The default firewall most likely cannot handle this sort of routing table, and (for example) installs rules to DENY traffic from the "internal" (eth1, probably) network if it comes in on the "external" (eth0, probably) interface. Hence, this rule appears, and it probably blocks (at least some of) your ping attempts:
49 5518 DENY all ----l- 0xFF 0x00 eth0 192.168.1.0/24 0.0.0.0/0 n/a
So traffic from anything between the ISP's router and the firewall (including all the other servers connected to the hub) that get their ip assigned by the ISP's router would be read as this kind of traffic and denied, right? The LAN the the firewall is protecting is all connected behind it on eth1 so shouldn't be gernerating any traffic on eth0 I don't think.
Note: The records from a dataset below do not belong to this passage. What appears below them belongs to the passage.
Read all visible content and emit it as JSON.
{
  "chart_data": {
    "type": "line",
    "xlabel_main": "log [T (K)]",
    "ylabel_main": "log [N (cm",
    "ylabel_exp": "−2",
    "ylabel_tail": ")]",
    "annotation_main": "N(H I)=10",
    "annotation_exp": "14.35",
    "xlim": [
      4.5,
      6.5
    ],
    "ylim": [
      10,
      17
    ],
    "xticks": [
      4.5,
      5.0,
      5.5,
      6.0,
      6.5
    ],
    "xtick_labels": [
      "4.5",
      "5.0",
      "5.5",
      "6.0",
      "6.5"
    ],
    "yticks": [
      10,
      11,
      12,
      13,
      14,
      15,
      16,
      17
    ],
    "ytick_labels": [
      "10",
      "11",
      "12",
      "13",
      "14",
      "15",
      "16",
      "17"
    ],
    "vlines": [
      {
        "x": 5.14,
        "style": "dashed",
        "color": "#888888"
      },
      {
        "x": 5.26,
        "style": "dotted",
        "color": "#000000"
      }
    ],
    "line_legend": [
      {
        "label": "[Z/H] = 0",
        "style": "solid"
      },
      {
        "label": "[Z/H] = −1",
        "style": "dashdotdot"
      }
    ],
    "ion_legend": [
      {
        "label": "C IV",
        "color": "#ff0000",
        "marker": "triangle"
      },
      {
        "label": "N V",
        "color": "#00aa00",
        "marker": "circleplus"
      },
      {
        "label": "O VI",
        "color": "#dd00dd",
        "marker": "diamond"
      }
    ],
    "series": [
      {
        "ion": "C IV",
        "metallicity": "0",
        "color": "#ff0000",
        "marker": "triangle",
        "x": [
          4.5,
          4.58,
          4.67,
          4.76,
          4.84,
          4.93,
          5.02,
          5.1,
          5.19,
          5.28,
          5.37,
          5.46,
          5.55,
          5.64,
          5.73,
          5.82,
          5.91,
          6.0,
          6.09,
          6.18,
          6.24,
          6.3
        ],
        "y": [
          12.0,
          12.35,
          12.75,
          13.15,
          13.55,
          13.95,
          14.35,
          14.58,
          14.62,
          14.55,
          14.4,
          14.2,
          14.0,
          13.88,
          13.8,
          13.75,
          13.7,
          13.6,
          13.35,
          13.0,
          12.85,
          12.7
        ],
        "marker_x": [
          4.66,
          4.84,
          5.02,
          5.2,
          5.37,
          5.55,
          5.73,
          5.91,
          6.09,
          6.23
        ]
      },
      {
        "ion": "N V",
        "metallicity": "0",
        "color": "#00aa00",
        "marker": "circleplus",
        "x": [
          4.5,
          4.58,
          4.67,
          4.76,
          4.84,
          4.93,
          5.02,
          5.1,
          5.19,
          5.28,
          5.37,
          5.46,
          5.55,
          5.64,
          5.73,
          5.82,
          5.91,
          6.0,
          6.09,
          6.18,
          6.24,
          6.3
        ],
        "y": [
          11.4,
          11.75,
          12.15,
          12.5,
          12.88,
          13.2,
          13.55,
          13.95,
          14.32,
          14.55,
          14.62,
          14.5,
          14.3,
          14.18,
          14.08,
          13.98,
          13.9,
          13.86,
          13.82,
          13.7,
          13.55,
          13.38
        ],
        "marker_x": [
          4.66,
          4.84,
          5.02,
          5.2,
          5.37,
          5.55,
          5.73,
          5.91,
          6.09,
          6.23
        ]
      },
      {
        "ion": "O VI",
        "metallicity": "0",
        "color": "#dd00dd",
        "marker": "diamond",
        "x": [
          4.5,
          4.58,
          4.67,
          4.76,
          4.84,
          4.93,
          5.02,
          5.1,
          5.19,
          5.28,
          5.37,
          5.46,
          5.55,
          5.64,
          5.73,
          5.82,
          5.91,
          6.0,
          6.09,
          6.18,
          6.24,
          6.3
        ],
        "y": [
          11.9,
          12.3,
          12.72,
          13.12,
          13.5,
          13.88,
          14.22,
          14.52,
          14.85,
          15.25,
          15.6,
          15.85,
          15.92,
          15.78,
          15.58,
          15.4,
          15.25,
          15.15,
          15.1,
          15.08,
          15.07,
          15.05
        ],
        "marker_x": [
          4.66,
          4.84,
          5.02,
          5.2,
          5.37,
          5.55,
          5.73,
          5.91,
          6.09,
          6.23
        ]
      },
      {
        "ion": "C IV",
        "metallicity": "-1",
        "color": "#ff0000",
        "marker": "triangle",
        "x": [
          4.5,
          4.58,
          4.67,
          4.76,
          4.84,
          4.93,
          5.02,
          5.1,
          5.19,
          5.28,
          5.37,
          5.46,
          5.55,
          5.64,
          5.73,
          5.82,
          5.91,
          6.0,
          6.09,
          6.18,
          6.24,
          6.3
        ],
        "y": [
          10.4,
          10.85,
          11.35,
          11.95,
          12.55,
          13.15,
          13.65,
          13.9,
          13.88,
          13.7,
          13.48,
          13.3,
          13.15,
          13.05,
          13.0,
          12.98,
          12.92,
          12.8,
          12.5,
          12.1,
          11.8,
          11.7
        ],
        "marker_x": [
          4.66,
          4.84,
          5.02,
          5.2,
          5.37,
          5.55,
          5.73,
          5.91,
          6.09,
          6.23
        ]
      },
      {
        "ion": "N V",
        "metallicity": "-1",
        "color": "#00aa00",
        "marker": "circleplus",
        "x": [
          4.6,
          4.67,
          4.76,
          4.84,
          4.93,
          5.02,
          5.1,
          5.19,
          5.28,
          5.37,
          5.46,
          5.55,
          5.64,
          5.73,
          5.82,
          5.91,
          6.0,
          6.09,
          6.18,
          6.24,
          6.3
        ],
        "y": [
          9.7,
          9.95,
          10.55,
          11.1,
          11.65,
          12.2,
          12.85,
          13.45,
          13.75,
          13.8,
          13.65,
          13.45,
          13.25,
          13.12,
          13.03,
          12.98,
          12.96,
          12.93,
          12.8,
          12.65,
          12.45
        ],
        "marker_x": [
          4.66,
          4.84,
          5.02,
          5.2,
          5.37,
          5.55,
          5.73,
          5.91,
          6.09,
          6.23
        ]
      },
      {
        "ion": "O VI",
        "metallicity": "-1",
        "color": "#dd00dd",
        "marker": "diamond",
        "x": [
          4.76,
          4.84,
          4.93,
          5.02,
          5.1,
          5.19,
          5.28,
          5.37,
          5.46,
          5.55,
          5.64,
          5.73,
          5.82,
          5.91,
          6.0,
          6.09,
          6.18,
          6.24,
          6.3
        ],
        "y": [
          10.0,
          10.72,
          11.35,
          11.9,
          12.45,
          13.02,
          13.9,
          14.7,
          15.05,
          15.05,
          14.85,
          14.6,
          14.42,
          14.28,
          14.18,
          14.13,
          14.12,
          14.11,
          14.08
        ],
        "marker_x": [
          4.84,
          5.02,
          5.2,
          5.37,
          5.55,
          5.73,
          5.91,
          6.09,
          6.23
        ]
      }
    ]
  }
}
It is not impossible to have 2 interfaces on the same network (though it is tricky). But to untangle your problem, we need a better understanding of what your network arrangement *should* look like if it were working properly. What do you wan this router to route?
The final setup will look like how I described the current setup:

T1 to ISP's router (which handles DHCP)
ISP's router to Hub
Hub to Firewall via eth0 (& other networks outside of firewall)
Firewall to Switch via eth1 (internal network connected to this switch)

The traffic that should be flowing in and out of the internal network is email from our Exchange 2000 server, normal web browsing, ftp, real media streams, and things like that which I would consider "normal" traffic. The reason we're setting up a firewall is because we got hacked a few months back and our Exchange server was used to relay spam. Also a consultant we hired to setup Outlook web access and VPN services said he wouldn't do it until we installed a firewall.


Also please be specific as to what IP address the NT host is using and which interface it is attached to (and, for that matter, what *its* routing table looks like). From your posting, it appears that it is using the IP address that the router thinks is its default gateway (192.168.1.1) but that it is on the wrong interface to serve in this role (assuming that eth1 is your internal interface, as is the custom ... in any case, the "internal" interface is, by definition, NOT the interface that connects to the default gateway).
Hmmm, I didn't catch that before. The NT machine is setup to get its IP from a dhcp server so I'm assuming it's getting it from the Dachstein box, since it currently doesn't seem to be able to reach the ISP's router. When I run ipconfig on it it comes back with:

Ethernet adapter CpqNF31:
IP Address: 192.168.1.1
Subnetmask: 255.255.255.0
Default Gateway: 192.168.1.254

Yesterday it was the same, but today I ran ipconfig /renew and even though the settings are the same I can now ping 192.168.1.254 successfully, but 192.168.1.25 (eth0) and 208.57.96.252 (ISP's router, I think) still give the "Request timed out" message.

Also, I can now ping 192.168.1.1 and 192.168.1.254 from the firewall, but pinging 192.168.1.25 and 208.57.96.252 hangs and when I hit ^c it reports back 8 packets transmitted, 0 packets received, 100% loss)

I think the eth interfaces are setup correctly, eth0 connecting the firewall to the hub that has the T1 feed, and eth1 connecting to the switch that connects the internal network. Right now the NT machine is the only other thing connected to the switch.

Right now the rest of the LAN which will eventually be moved behind the firewall is all connected to the hub, so it's probably generating some junk traffic on eth0.